Problem statement

https://leetcode.com/problems/super-palindromes/

Solution

It this problem we can use the fact, that number of super palindromes is not very big one. If we have superpalindrome X, then by definition X = Y*Y, where Y is also palindrome. Note also, that palindrome is defined by the first half Z of its digits, so if we consider all Z in region [1, W^0.25] it will be enough. Indeed, let us consider all Z in region [1, 10^5), it will be enough: in this case Y will be in range [1, 10^9) and X will be in range [1, 10^18).

So, what I did here is just precompute all palindromes and then use binary search to calculate number of them.

Complexity

Time complexity is O(W^0.25 * log W), where W = 10^18 is the upper limit. Here we have log W factor, because for each candidate we transfrom it to string and also becauswe we use sort in the end. Space complexity is O(W^0.25).
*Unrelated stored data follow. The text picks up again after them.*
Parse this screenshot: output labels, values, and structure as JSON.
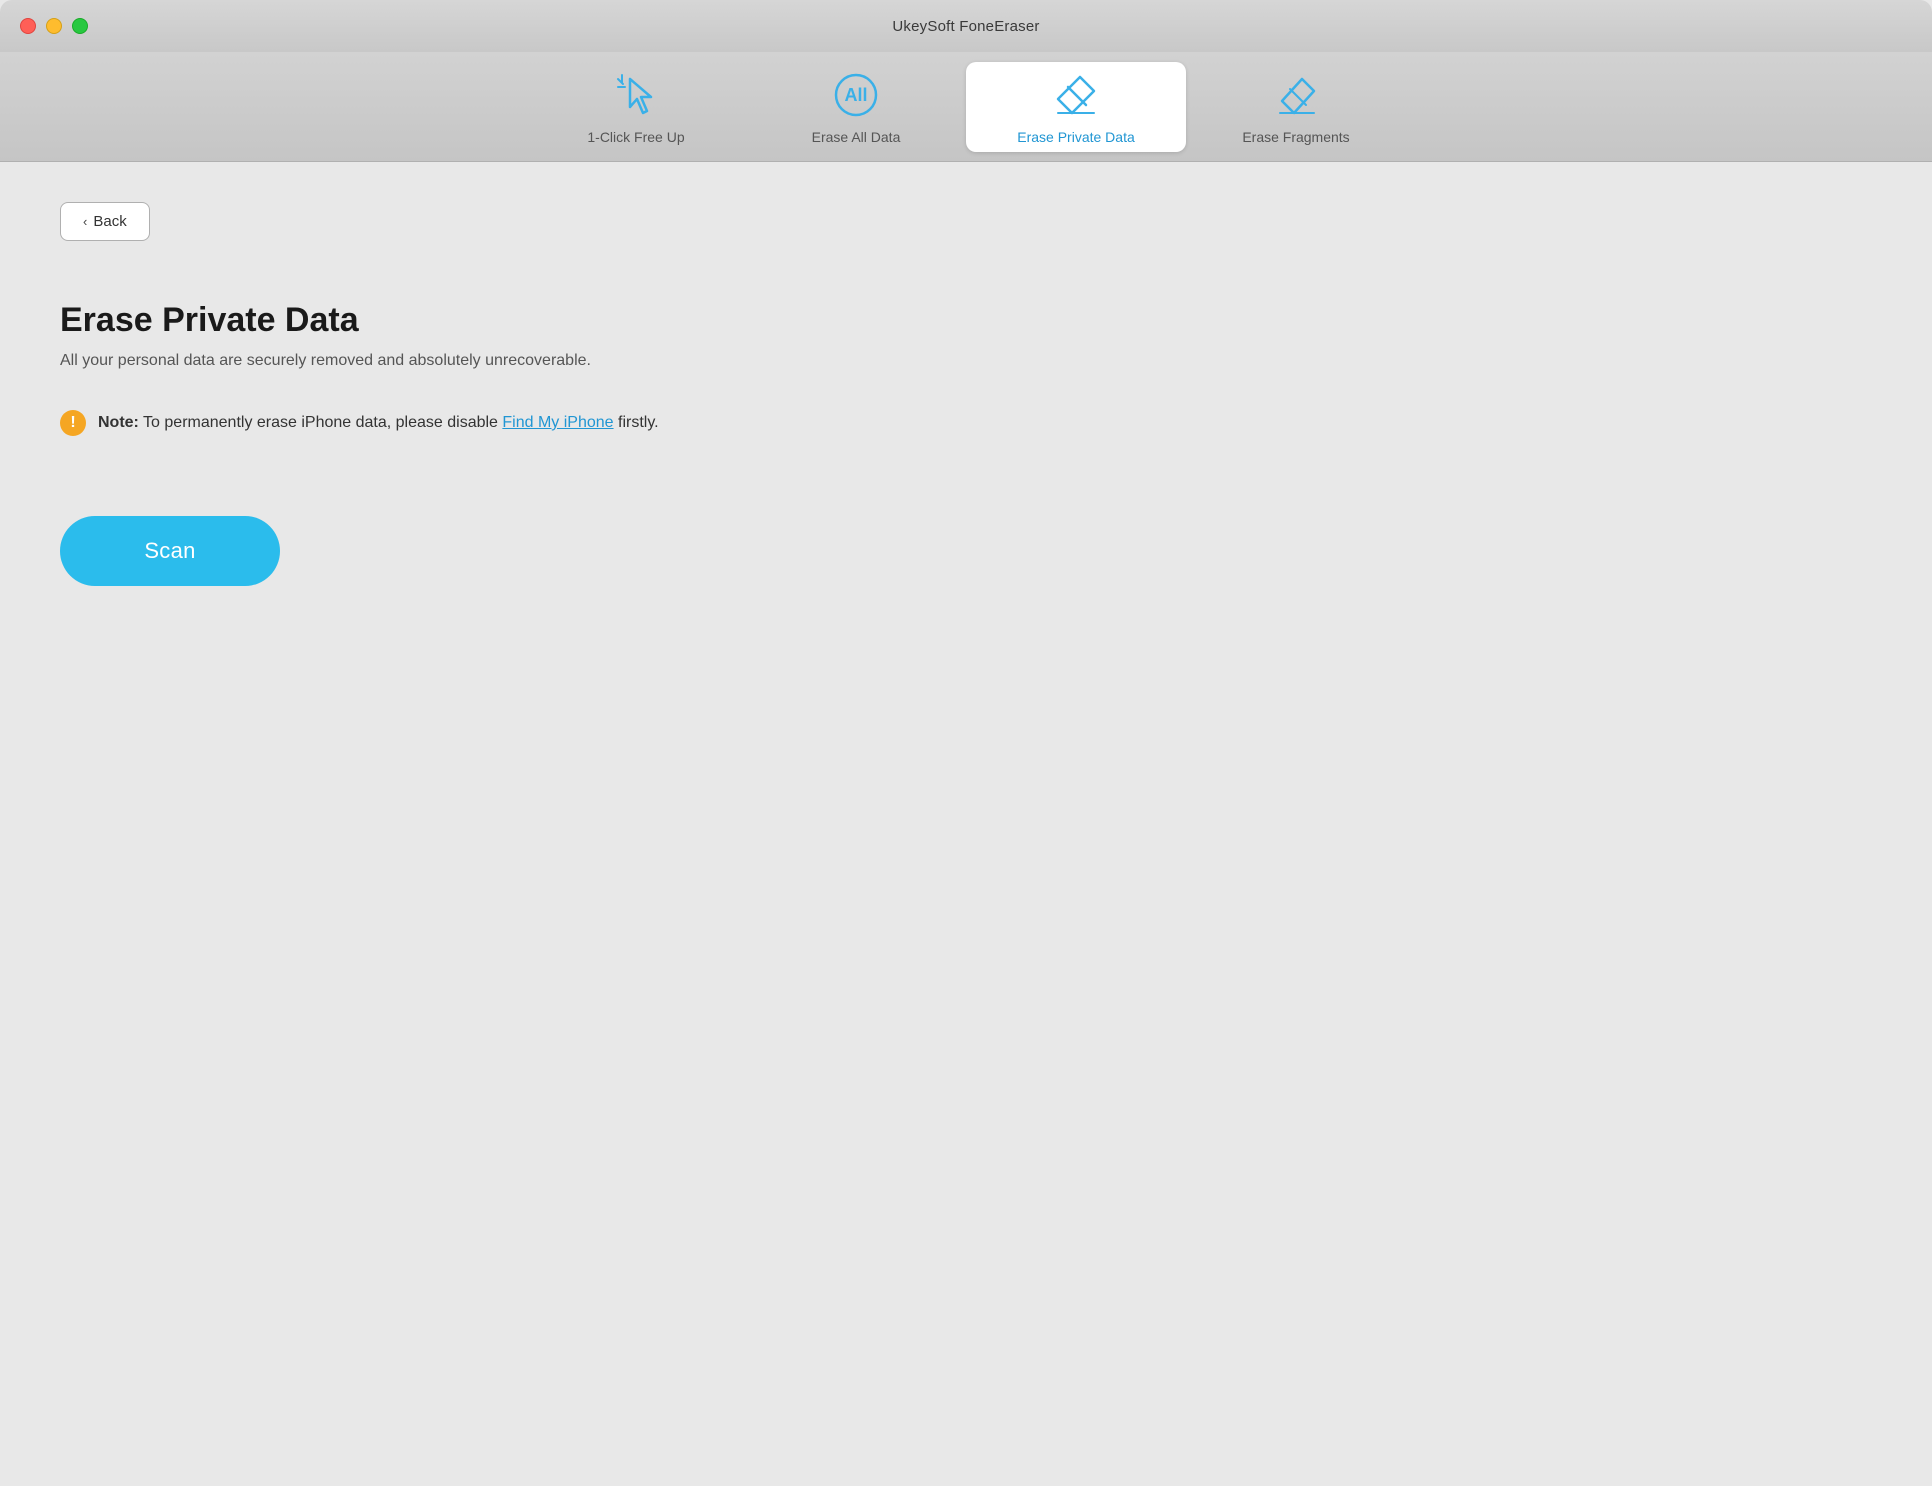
{
  "window": {
    "title": "UkeySoft FoneEraser"
  },
  "traffic_lights": {
    "close_label": "close",
    "minimize_label": "minimize",
    "maximize_label": "maximize"
  },
  "tabs": [
    {
      "id": "one-click-free-up",
      "label": "1-Click Free Up",
      "active": false
    },
    {
      "id": "erase-all-data",
      "label": "Erase All Data",
      "active": false
    },
    {
      "id": "erase-private-data",
      "label": "Erase Private Data",
      "active": true
    },
    {
      "id": "erase-fragments",
      "label": "Erase Fragments",
      "active": false
    }
  ],
  "back_button": {
    "label": "Back",
    "chevron": "‹"
  },
  "content": {
    "title": "Erase Private Data",
    "subtitle": "All your personal data are securely removed and absolutely unrecoverable.",
    "note_prefix": "Note:",
    "note_body": " To permanently erase iPhone data, please disable ",
    "note_link": "Find My iPhone",
    "note_suffix": " firstly.",
    "scan_button_label": "Scan"
  },
  "colors": {
    "blue_accent": "#2bbcec",
    "warning_orange": "#f5a623",
    "link_blue": "#2196d3",
    "tab_active_bg": "#ffffff",
    "tab_bar_bg": "#d2d2d2"
  }
}
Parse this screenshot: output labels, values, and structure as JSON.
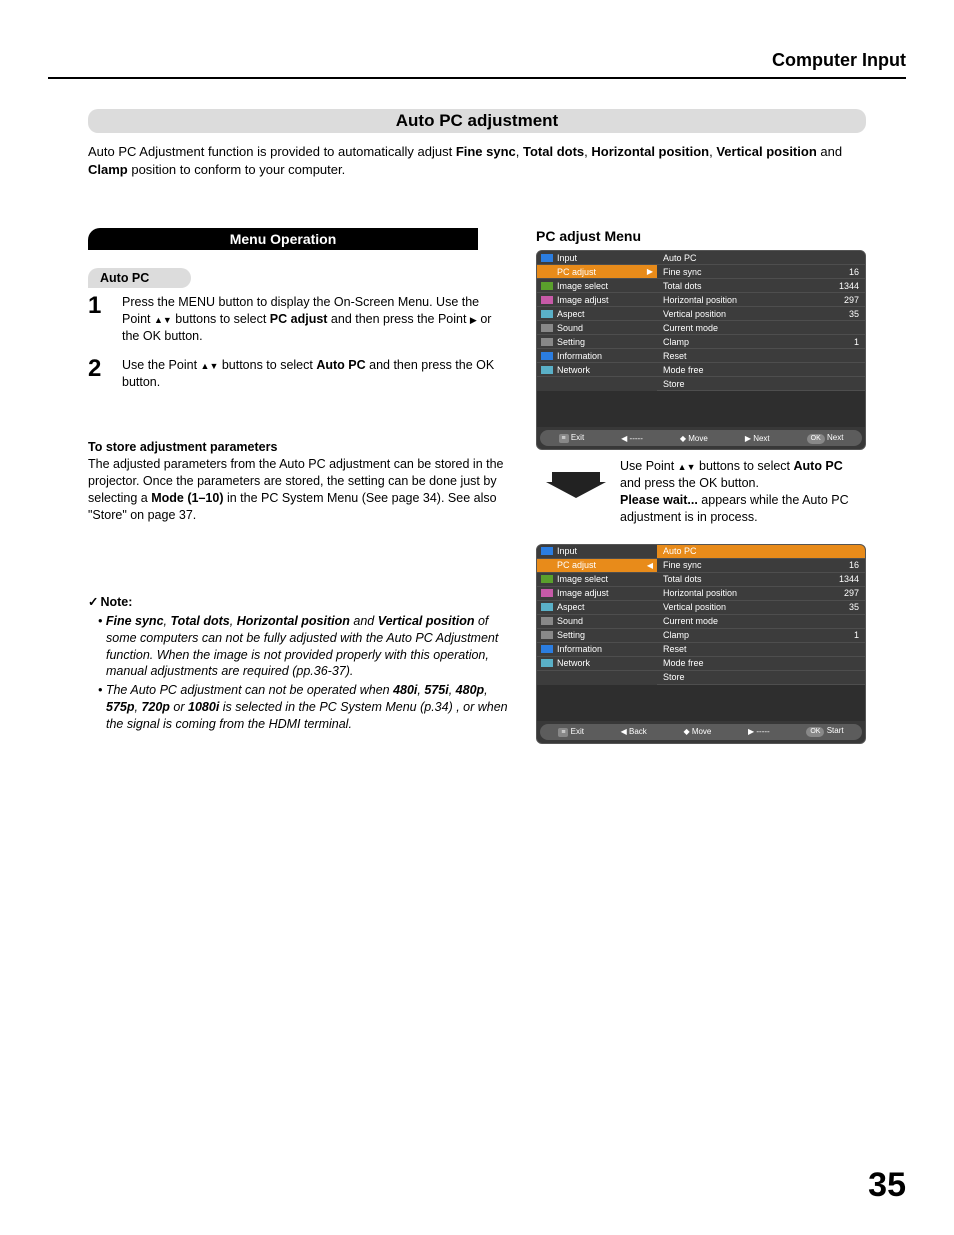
{
  "header": {
    "section": "Computer Input"
  },
  "title": "Auto PC adjustment",
  "intro": {
    "a": "Auto PC Adjustment function is provided to automatically adjust ",
    "b": "Fine sync",
    "c": ", ",
    "d": "Total dots",
    "e": ", ",
    "f": "Horizontal position",
    "g": ", ",
    "h": "Vertical position",
    "i": " and ",
    "j": "Clamp",
    "k": " position to conform to your computer."
  },
  "menu_operation": "Menu Operation",
  "autopc_label": "Auto PC",
  "steps": {
    "s1n": "1",
    "s1a": "Press the MENU button to display the On-Screen Menu. Use the Point ",
    "s1b": " buttons to select ",
    "s1c": "PC adjust",
    "s1d": " and then press the Point ",
    "s1e": " or the OK button.",
    "s2n": "2",
    "s2a": "Use the Point ",
    "s2b": " buttons to select ",
    "s2c": "Auto PC",
    "s2d": " and then press the OK button."
  },
  "store": {
    "head": "To store adjustment parameters",
    "a": "The adjusted parameters from the Auto PC adjustment can be stored in the projector. Once the parameters are stored, the setting can be done just by selecting a ",
    "b": "Mode (1–10)",
    "c": " in the PC System Menu (See page 34). See also \"Store\" on page 37."
  },
  "note": {
    "head": "Note:",
    "n1a": "• ",
    "n1b": "Fine sync",
    "n1c": ", ",
    "n1d": "Total dots",
    "n1e": ", ",
    "n1f": "Horizontal position",
    "n1g": " and ",
    "n1h": "Vertical position",
    "n1i": " of some computers can not be fully adjusted with the Auto PC Adjustment function. When the image is not provided properly with this operation, manual adjustments are required (pp.36-37).",
    "n2a": "• The Auto PC adjustment can not be operated when ",
    "n2b": "480i",
    "n2c": ", ",
    "n2d": "575i",
    "n2e": ", ",
    "n2f": "480p",
    "n2g": ", ",
    "n2h": "575p",
    "n2i": ", ",
    "n2j": "720p",
    "n2k": " or ",
    "n2l": "1080i",
    "n2m": " is selected in the PC System Menu (p.34) , or when the signal is coming from the HDMI terminal."
  },
  "right_head": "PC adjust Menu",
  "menu_left": [
    "Input",
    "PC adjust",
    "Image select",
    "Image adjust",
    "Aspect",
    "Sound",
    "Setting",
    "Information",
    "Network"
  ],
  "menu_right1": [
    {
      "l": "Auto PC",
      "v": ""
    },
    {
      "l": "Fine sync",
      "v": "16"
    },
    {
      "l": "Total dots",
      "v": "1344"
    },
    {
      "l": "Horizontal position",
      "v": "297"
    },
    {
      "l": "Vertical position",
      "v": "35"
    },
    {
      "l": "Current mode",
      "v": ""
    },
    {
      "l": "Clamp",
      "v": "1"
    },
    {
      "l": "Reset",
      "v": ""
    },
    {
      "l": "Mode free",
      "v": ""
    },
    {
      "l": "Store",
      "v": ""
    }
  ],
  "footer1": {
    "exit": "Exit",
    "back": "-----",
    "move": "Move",
    "next": "Next",
    "ok": "OK",
    "okl": "Next"
  },
  "footer2": {
    "exit": "Exit",
    "back": "Back",
    "move": "Move",
    "next": "-----",
    "ok": "OK",
    "okl": "Start"
  },
  "midtext": {
    "a": "Use Point ",
    "b": " buttons to select ",
    "c": "Auto PC",
    "d": " and press the OK button.",
    "e": "Please wait...",
    "f": " appears while the Auto PC adjustment is in process."
  },
  "page": "35"
}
Note also that in practice this will work quite fast, because we evaluate nums outside function, so it will be calculated only once.

from bisect import bisect

class Solution:
    nums = []
    for i in range(1, 100000):
        cand1 = int(str(i) + str(i)[::-1])**2
        cand2 = int(str(i)[:-1]  + str(i)[::-1])**2
        if str(cand1) == str(cand1)[::-1]: nums += [cand1]
        if str(cand2) == str(cand2)[::-1]: nums += [cand2]

    nums = sorted(list(set(nums)))

    def superpalindromesInRange(self, L, R):
        return bisect(self.nums, int(R)) - bisect(self.nums, int(L)-1)